Following a passion, from the bright lights of the stage to the forest
Emily Huff is fascinated by the relationship between people and nature, and how people learn, talk about and make decisions about the environment.
Emily Huff has always been driven by passion. Her love of music and a dream of Broadway stardom took her to Brandeis University to study music composition. While there, however, she struggled with the seemingly binary nature of life.
She was having to choose very specific music concentrations while realizing a Broadway career was unlikely. She was also discovering other interests. A youthful passion for nature was what eventually defined her career.
She decided on environmental studies and quite literally sought to change the world one recycled bottle at a time.
“I wanted to save the world, as one does, when they are in college,” Huff said. “I went full force. I joined the recycling club. I was the one lecturing others about the importance of turning off their lights. I was in deep.”
Again, however, she was confronted with a binary world – many of the other students wanted to preserve nature by keeping humans as far away from it as possible. Huff, now a professor in the MSU Department of Forestry who studies the human dimensions of forestry, is much more interested in the complicated gray areas.

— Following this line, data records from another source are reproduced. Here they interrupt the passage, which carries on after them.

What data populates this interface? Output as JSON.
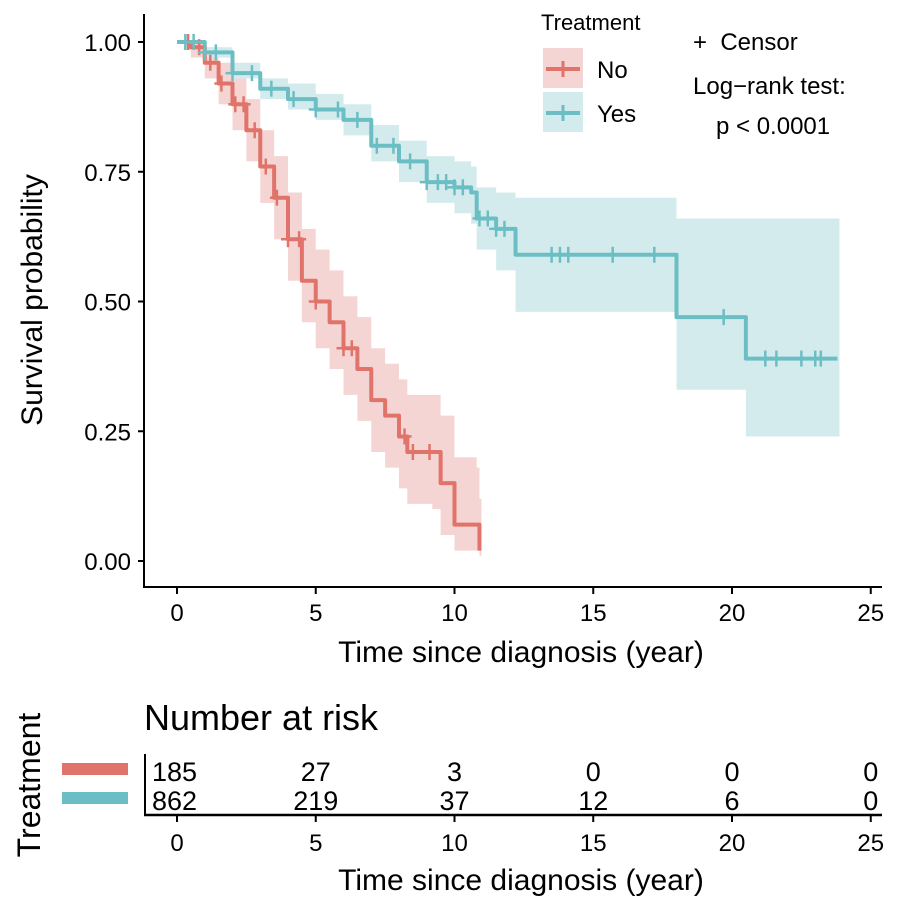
{
  "chart_data": [
    {
      "type": "line",
      "subtype": "kaplan-meier",
      "title": "",
      "xlabel": "Time since diagnosis (year)",
      "ylabel": "Survival probability",
      "xlim": [
        -1.2,
        26.2
      ],
      "ylim": [
        -0.05,
        1.05
      ],
      "xticks": [
        0,
        5,
        10,
        15,
        20,
        25
      ],
      "xtick_labels": [
        "0",
        "5",
        "10",
        "15",
        "20",
        "25"
      ],
      "yticks": [
        0,
        0.25,
        0.5,
        0.75,
        1.0
      ],
      "ytick_labels": [
        "0.00",
        "0.25",
        "0.50",
        "0.75",
        "1.00"
      ],
      "grid": false,
      "legend": {
        "title": "Treatment",
        "placement": "top-right",
        "entries": [
          "No",
          "Yes"
        ]
      },
      "annotations": {
        "censor_label": "+  Censor",
        "test_label": "Log−rank test:",
        "p_value": "p < 0.0001"
      },
      "series": [
        {
          "name": "No",
          "color": "#E0736A",
          "ci_color": "#F5D5D3",
          "x": [
            0,
            0.5,
            1.0,
            1.5,
            2.0,
            2.5,
            3.0,
            3.5,
            4.0,
            4.5,
            5.0,
            5.5,
            6.0,
            6.5,
            7.0,
            7.5,
            8.0,
            8.3,
            9.2,
            9.5,
            10.0,
            10.8,
            10.9
          ],
          "y": [
            1.0,
            0.99,
            0.96,
            0.92,
            0.88,
            0.83,
            0.76,
            0.7,
            0.62,
            0.54,
            0.5,
            0.46,
            0.41,
            0.37,
            0.31,
            0.28,
            0.24,
            0.21,
            0.21,
            0.15,
            0.07,
            0.07,
            0.02
          ],
          "ci_lower": [
            1.0,
            0.97,
            0.93,
            0.88,
            0.83,
            0.77,
            0.69,
            0.62,
            0.54,
            0.46,
            0.41,
            0.37,
            0.32,
            0.27,
            0.21,
            0.18,
            0.14,
            0.11,
            0.1,
            0.05,
            0.02,
            0.02,
            0.01
          ],
          "ci_upper": [
            1.0,
            1.0,
            0.99,
            0.96,
            0.93,
            0.89,
            0.83,
            0.78,
            0.71,
            0.64,
            0.6,
            0.56,
            0.51,
            0.47,
            0.41,
            0.38,
            0.35,
            0.32,
            0.32,
            0.28,
            0.2,
            0.18,
            0.12
          ],
          "censor_x": [
            0.4,
            0.8,
            1.2,
            1.6,
            2.1,
            2.4,
            2.8,
            3.2,
            3.6,
            4.0,
            4.4,
            5.0,
            6.0,
            6.3,
            8.2,
            8.5,
            9.1
          ]
        },
        {
          "name": "Yes",
          "color": "#6BBFC4",
          "ci_color": "#D4EBED",
          "x": [
            0,
            1.0,
            2.0,
            3.0,
            4.0,
            5.0,
            6.0,
            7.0,
            8.0,
            9.0,
            10.0,
            10.6,
            10.8,
            11.5,
            12.2,
            17.6,
            18.0,
            20.4,
            20.5,
            23.8
          ],
          "y": [
            1.0,
            0.98,
            0.94,
            0.91,
            0.89,
            0.87,
            0.85,
            0.8,
            0.77,
            0.73,
            0.72,
            0.71,
            0.66,
            0.64,
            0.59,
            0.59,
            0.47,
            0.47,
            0.39,
            0.39
          ],
          "ci_lower": [
            1.0,
            0.97,
            0.93,
            0.89,
            0.87,
            0.85,
            0.82,
            0.77,
            0.73,
            0.69,
            0.67,
            0.65,
            0.6,
            0.56,
            0.48,
            0.48,
            0.33,
            0.33,
            0.24,
            0.24
          ],
          "ci_upper": [
            1.0,
            0.99,
            0.96,
            0.93,
            0.92,
            0.9,
            0.88,
            0.84,
            0.81,
            0.78,
            0.77,
            0.76,
            0.72,
            0.71,
            0.7,
            0.7,
            0.66,
            0.66,
            0.66,
            0.66
          ],
          "censor_x": [
            0.3,
            0.6,
            1.0,
            1.4,
            2.0,
            2.7,
            3.4,
            4.2,
            5.0,
            5.8,
            6.5,
            7.2,
            7.8,
            8.4,
            9.0,
            9.4,
            9.7,
            10.0,
            10.3,
            10.9,
            11.2,
            11.5,
            11.8,
            13.5,
            13.8,
            14.1,
            15.7,
            17.2,
            19.7,
            21.2,
            21.6,
            22.5,
            23.0,
            23.2
          ]
        }
      ]
    },
    {
      "type": "table",
      "title": "Number at risk",
      "row_axis_label": "Treatment",
      "xlabel": "Time since diagnosis (year)",
      "columns": [
        "0",
        "5",
        "10",
        "15",
        "20",
        "25"
      ],
      "rows": [
        {
          "name": "No",
          "color": "#E0736A",
          "values": [
            "185",
            "27",
            "3",
            "0",
            "0",
            "0"
          ]
        },
        {
          "name": "Yes",
          "color": "#6BBFC4",
          "values": [
            "862",
            "219",
            "37",
            "12",
            "6",
            "0"
          ]
        }
      ]
    }
  ]
}
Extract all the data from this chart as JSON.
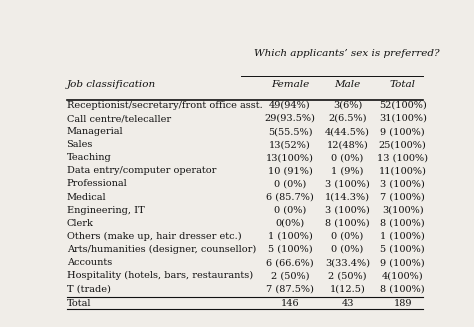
{
  "header_main": "Which applicants’ sex is preferred?",
  "col0_header": "Job classification",
  "col_headers": [
    "Female",
    "Male",
    "Total"
  ],
  "rows": [
    [
      "Receptionist/secretary/front office asst.",
      "49(94%)",
      "3(6%)",
      "52(100%)"
    ],
    [
      "Call centre/telecaller",
      "29(93.5%)",
      "2(6.5%)",
      "31(100%)"
    ],
    [
      "Managerial",
      "5(55.5%)",
      "4(44.5%)",
      "9 (100%)"
    ],
    [
      "Sales",
      "13(52%)",
      "12(48%)",
      "25(100%)"
    ],
    [
      "Teaching",
      "13(100%)",
      "0 (0%)",
      "13 (100%)"
    ],
    [
      "Data entry/computer operator",
      "10 (91%)",
      "1 (9%)",
      "11(100%)"
    ],
    [
      "Professional",
      "0 (0%)",
      "3 (100%)",
      "3 (100%)"
    ],
    [
      "Medical",
      "6 (85.7%)",
      "1(14.3%)",
      "7 (100%)"
    ],
    [
      "Engineering, IT",
      "0 (0%)",
      "3 (100%)",
      "3(100%)"
    ],
    [
      "Clerk",
      "0(0%)",
      "8 (100%)",
      "8 (100%)"
    ],
    [
      "Others (make up, hair dresser etc.)",
      "1 (100%)",
      "0 (0%)",
      "1 (100%)"
    ],
    [
      "Arts/humanities (designer, counsellor)",
      "5 (100%)",
      "0 (0%)",
      "5 (100%)"
    ],
    [
      "Accounts",
      "6 (66.6%)",
      "3(33.4%)",
      "9 (100%)"
    ],
    [
      "Hospitality (hotels, bars, restaurants)",
      "2 (50%)",
      "2 (50%)",
      "4(100%)"
    ],
    [
      "T (trade)",
      "7 (87.5%)",
      "1(12.5)",
      "8 (100%)"
    ]
  ],
  "total_row": [
    "Total",
    "146",
    "43",
    "189"
  ],
  "bg_color": "#f0ede8",
  "text_color": "#111111",
  "font_size": 7.0,
  "header_font_size": 7.5
}
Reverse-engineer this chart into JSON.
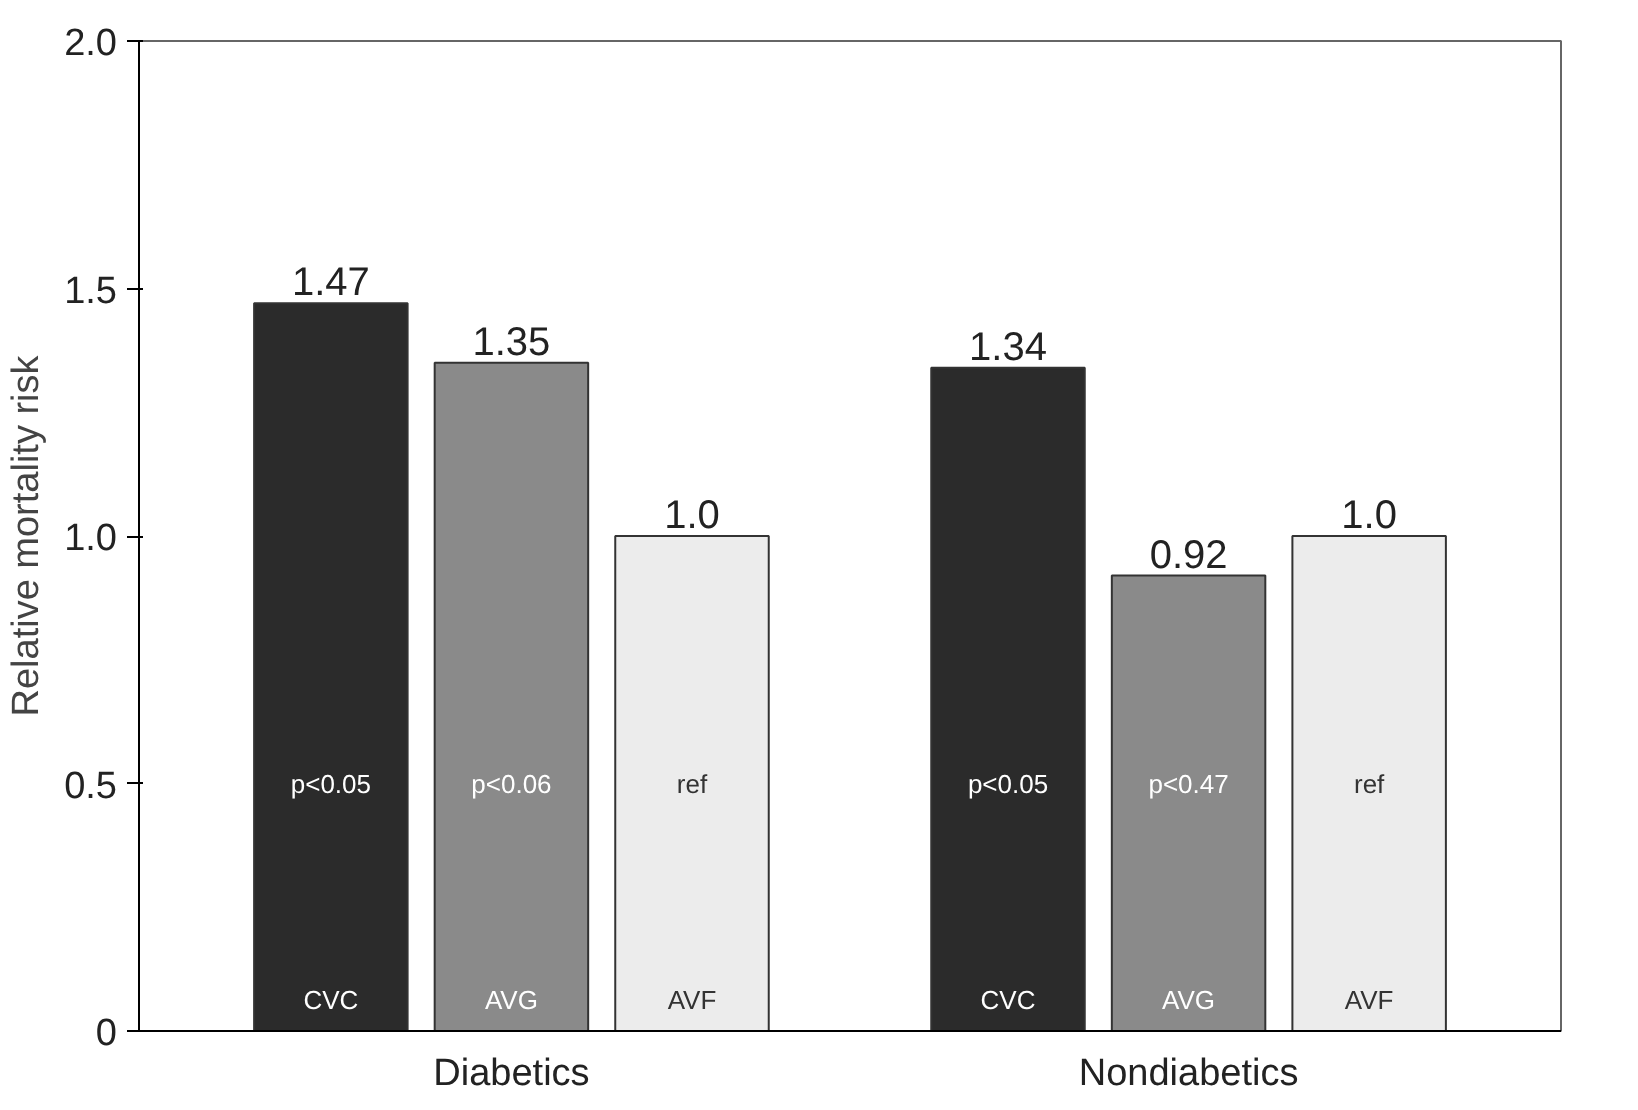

The most pivotal moment in her studies came when she had a mentor who loved nature just as much as she did, but was also comfortable with people cutting down trees.
“Humans are here to stay,” Huff said. “Pro-environmental doesn’t mean we remove ourselves from resource use at all. So, I wanted to throw myself into figuring out solutions to using the resources.”
She jumped all in again, and discovered she liked messy details. Huff became fascinated by the relationship between people and nature, and how people learn, talk about and make decisions about the environment.
“Human dimensions research is really intended to contribute science that helps build policies that can help avoid conflict in the first place, whether through forest management, water use or even climate change,” Huff said. “Demonstrating the value of forests to the public should be our number one mission whether we are foresters or university researchers.”
Huff’s research has focused on urban and rural forest systems on both public and private forest land. She studies how people’s attitudes, values, preferences and intentions influence their behavior related to natural resources.
“People often have a very abstract relationship to forests,” Huff said, because of certain dimensions of distance, and that distance can be literal, as in physical distance, or more abstract such as a time, or the psychological distance of the social norms within your peer groups or even a person’s overall knowledge and understanding of an issue. “These human dimensions have a huge potential to help us understand decision making. For the people who want to change behavior, the question is how do we shrink the metaphorical relationship people have to all these dimensions? We need to make things less abstract and more concrete.”
In a world with so many stresses on natural resources, changing behavior is all-important. To change that behavior, Huff also studies something she knows she can’t really change – people’s values.
“These issues are so fraught, and seen as so contentious, because often people are trying to change people’s values instead of their attitudes,” she said. “Attitudes update with more information all the time. Values, on the other hand, tend to be set early on and are more immutable. Values are a great way to understand a person. Measuring them and knowing what they are allows you to avoid a lot of pitfalls, whether you are a manager or a policymaker.”
Research also indicates that crafting quality environmental policy is about working with the public just as much as it’s about working directly with policymakers. For Huff, who enjoys the nuances of policy but also loves going out and talking directly with the public, her research is a perfect fit.
“Stakeholder engagement and stakeholder participation are what motivates me to research what data is needed, and what best practices and knowledge are needed, to construct forest management policy that takes into account all these important voices,” she said.
Huff uses self-reported, survey and observational data. With a role in MSU Extension, the university’s outreach and engagement organization, Huff has connections to unique peer groups and stakeholders throughout Michigan.
“My Extension appointment has been really beneficial,” she said. “It has allowed me to connect to the people of Michigan as a neutral observer, but with an added layer of credibility because these groups know MSU Extension in their communities. It allows me to talk to them and not be seen as having an ‘ivory tower’ mentality.”
Her research also lends itself to what she truly loves about her work – teaching and outreach and talking to the public about science and about their personal beliefs about natural resources and the environment.
“Because 82 percent of the U.S. population lives in cities, there is a natural spacial disconnect, and that translates into the kinds of policy preferences we see borne out in legislation. The truth is, though, if you have a connection to a tree or a park in your city you have a connection to forests.”
Huff said she is seeing more value being placed on forests, especially at the corporate level, with corporations like IKEA taking a socially conscious stand.
“When various players are joining the conversation, promoting forests, recognizing that managing and having sustainable forests are important, I think that flows down to people,” she said. “And even if it’s not a giant company like IKEA, something as simple as sharing a beautiful photo of a forest on Instagram can have a huge impact on people’s attitudes.”
Huff has committed her life to research, observation and analysis. One recycled bottle – and one conversation about how people feel about forests – at a time.